Holy Trinity Church is a Church of England parish church based in Crockham Hill, Kent, England. It was constructed in 1842 and is a Grade II listed building.

== History ==
The idea for the construction of Holy Trinity Church came from Charles Warde from Westerham, who noticed there was no Church of England place of worship in Crockham Hill. Warde funded the construction of the church in 1842 with assistance from an endowment granted by his sister E Mildmay. Warde became patron of the church, establishing a tradition that a member of the Warde family would be a patron of the church – a tradition that currently continues. The church was granted Grade II listed building status in 1954 for its Victorian-medieval style architecture and original fittings.

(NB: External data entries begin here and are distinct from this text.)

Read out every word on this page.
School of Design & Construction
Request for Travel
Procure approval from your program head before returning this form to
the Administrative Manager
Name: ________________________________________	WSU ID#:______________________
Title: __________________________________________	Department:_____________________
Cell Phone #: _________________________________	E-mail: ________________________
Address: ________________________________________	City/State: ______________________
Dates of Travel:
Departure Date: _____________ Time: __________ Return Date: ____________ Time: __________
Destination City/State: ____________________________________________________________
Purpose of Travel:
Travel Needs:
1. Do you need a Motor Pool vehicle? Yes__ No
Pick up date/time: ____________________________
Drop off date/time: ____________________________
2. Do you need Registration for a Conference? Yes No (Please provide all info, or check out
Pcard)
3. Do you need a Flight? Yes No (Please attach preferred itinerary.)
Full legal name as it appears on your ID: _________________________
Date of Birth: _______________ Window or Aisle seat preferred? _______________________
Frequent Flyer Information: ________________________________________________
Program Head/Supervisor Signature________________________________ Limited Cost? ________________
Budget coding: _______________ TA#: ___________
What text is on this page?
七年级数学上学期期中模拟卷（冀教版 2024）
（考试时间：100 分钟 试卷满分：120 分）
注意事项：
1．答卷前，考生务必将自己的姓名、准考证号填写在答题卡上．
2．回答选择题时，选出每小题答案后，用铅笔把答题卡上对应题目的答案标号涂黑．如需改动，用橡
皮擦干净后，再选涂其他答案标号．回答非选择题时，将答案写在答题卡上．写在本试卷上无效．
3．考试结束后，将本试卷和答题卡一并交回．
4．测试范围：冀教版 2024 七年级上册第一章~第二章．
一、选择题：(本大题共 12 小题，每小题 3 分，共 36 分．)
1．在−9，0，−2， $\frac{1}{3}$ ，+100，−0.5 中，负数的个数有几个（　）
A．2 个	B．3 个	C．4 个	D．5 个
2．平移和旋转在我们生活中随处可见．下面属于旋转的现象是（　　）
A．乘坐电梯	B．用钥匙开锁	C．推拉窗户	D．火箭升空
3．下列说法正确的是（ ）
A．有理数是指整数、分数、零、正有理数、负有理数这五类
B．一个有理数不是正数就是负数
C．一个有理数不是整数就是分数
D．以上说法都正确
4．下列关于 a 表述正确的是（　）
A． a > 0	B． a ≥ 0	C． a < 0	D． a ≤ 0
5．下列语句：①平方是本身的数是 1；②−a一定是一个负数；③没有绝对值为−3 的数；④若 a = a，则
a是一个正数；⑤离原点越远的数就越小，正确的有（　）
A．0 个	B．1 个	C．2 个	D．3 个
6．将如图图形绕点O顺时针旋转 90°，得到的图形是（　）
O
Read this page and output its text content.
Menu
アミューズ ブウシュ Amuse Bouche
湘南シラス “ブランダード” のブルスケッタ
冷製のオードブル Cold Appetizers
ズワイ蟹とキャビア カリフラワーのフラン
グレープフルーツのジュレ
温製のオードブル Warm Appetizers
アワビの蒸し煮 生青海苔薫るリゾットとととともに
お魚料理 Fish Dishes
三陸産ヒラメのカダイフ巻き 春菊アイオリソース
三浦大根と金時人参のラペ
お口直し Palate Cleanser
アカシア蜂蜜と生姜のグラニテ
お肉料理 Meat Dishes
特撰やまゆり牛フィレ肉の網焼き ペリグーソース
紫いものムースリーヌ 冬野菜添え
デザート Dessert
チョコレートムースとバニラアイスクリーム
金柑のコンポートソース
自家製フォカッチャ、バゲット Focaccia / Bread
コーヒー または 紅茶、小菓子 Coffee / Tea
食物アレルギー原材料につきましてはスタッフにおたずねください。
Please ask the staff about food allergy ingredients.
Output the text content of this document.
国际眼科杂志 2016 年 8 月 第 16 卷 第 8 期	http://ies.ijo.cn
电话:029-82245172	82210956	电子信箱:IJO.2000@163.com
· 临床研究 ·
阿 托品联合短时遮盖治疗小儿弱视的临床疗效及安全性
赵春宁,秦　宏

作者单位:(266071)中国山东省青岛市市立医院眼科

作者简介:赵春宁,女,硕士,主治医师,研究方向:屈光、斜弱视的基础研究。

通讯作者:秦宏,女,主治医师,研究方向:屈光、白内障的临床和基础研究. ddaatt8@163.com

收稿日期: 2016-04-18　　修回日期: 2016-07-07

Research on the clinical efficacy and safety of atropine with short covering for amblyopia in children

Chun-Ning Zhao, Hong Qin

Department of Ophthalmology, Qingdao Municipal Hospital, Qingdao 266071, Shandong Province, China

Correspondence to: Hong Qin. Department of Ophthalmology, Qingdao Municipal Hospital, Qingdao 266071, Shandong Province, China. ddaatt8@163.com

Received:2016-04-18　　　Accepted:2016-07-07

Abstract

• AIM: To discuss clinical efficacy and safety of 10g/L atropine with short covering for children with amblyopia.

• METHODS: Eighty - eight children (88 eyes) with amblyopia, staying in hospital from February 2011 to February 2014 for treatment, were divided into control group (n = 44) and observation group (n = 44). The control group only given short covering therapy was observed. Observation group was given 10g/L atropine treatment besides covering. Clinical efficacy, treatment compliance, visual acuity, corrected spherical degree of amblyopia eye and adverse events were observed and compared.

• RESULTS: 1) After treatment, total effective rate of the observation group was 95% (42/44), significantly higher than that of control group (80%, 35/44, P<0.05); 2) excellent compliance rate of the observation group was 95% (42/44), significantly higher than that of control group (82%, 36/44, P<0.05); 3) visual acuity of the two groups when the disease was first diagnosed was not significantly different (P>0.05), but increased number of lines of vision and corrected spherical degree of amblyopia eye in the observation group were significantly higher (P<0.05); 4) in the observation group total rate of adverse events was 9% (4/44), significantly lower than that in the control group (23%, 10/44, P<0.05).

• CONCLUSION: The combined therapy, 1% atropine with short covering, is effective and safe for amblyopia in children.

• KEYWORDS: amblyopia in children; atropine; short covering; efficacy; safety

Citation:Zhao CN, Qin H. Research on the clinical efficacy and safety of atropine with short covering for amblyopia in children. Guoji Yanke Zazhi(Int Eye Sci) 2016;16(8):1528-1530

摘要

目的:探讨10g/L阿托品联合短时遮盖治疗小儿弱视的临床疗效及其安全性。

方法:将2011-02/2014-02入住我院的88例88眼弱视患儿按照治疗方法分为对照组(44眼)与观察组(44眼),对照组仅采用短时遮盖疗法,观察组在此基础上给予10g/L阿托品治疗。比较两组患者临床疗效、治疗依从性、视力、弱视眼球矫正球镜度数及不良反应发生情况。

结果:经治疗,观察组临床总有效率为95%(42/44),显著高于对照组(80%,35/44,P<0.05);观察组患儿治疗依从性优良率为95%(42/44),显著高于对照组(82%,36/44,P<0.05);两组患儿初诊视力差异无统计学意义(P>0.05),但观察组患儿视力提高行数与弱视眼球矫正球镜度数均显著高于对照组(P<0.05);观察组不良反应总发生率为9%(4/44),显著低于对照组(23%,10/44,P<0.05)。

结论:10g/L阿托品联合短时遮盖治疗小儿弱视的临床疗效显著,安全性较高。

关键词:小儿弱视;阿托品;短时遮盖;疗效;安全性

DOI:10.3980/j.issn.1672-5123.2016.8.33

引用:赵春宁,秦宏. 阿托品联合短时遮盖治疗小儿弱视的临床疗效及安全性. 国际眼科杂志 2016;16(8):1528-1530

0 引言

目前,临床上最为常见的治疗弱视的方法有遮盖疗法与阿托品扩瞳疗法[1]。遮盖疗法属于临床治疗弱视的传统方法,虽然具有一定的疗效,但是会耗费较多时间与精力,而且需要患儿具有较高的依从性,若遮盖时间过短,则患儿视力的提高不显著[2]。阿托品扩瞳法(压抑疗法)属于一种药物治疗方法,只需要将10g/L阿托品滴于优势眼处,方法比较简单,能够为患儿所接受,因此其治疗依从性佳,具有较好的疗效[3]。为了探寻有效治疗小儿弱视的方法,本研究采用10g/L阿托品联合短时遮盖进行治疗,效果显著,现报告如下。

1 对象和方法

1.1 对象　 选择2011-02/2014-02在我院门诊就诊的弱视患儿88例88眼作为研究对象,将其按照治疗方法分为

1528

In 2019, the church was subject to a burglary and the original Victorian lectern was stolen.

The church's association with the social reformer Octavia Hill also provided a reason for its Grade II listed status. Hill lived in Crockham Hill and worshipped at the church. She was responsible for the purchase of the land surrounding the church for the National Trust. Hill is buried in Holy Trinity's churchyard under a yew tree; there is a memorial sarcophagus inside the church.

== Ecclesiastic use ==
After initial construction, the church was a part of the parish of Westerham St Mary's until 1845 when it became its own parish. In 1981, the Church of England decided that Holy Trinity Church's parish should be merged with that of nearby St Peter and St Paul's, Edenbridge, with an associate vicar taking services at Crockham Hill and the Warde patronage suspended. The decision was not popular locally due to the historical associations with Westerham being ignored, and the Bishop of Rochester appointed the future Archdeacon of Tonbridge Richard Mason as the priest-in-charge to smooth over relations. This situation continued until 2014, when Holy Trinity Church became its own independent parish again with the induction of a new vicar translated from St Mark's Church, Royal Tunbridge Wells.